Directed by Shalini Kantayya and featuring Nandita, the film deals with the “politics of water and the pertinent issue of its inequitable distribution”. It is an issue that all of us confront everyday in cities, where the supply is uninterrupted in a few privileged pockets and erratic or absent in others.

The film is set in the future in Kutch, a drought-prone area, but its suggestion that “clean water is going to be more and more difficult to find” flies in the face of its recognition as a human right and is a phenomenon that is already underway.

The film also focuses on the privatisation of water, and the related tendency of corporations to make profits in situations of crises, another phenomenon that is on the rise globally. This is not usual Bollywood territory, Nandita says.

“Films by and large take up stories that don’t ruffle any feathers. They don’t take on the State or corporations because of the nexus between them and the situation of dependency.” There is good work being done by NGOs, but “the enormity of the issue is far from being realised,” she adds.

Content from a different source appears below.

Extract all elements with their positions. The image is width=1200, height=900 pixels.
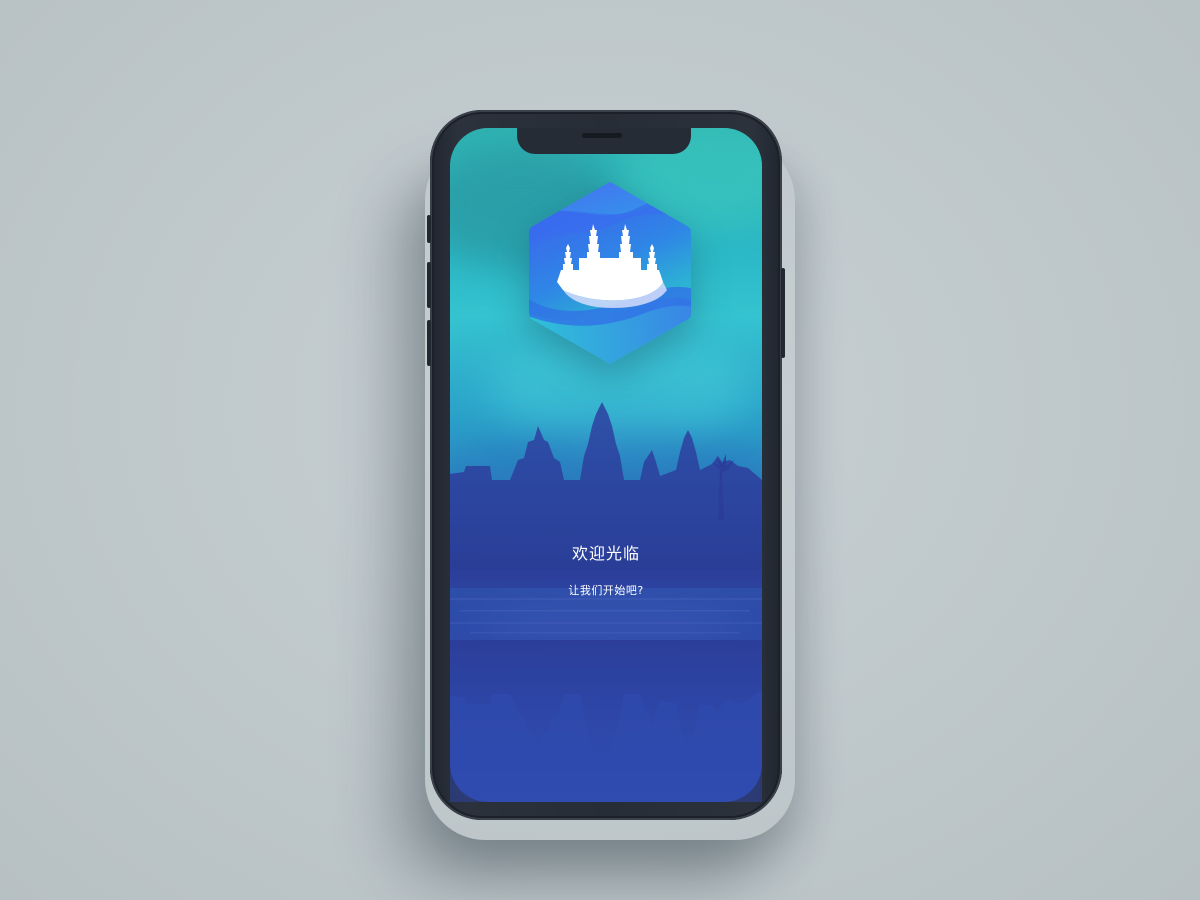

In her current role at CFSI, Nandita is fighting a different battle — to retrieve children’s films from their situation of marginalisation. Gattu , produced by CFSI, became the first of the over 250 films in its 57-year history to secure a commercial release.

Also, several films, including Charandas Chor , Shyam Benegal’s 1975 adaptation of the Habib Tanvir play featuring the playwright, have been restored. Nandita’s next project is a play scripted and directed by her. “It is a play of many firsts, so it is both challenging and exciting.”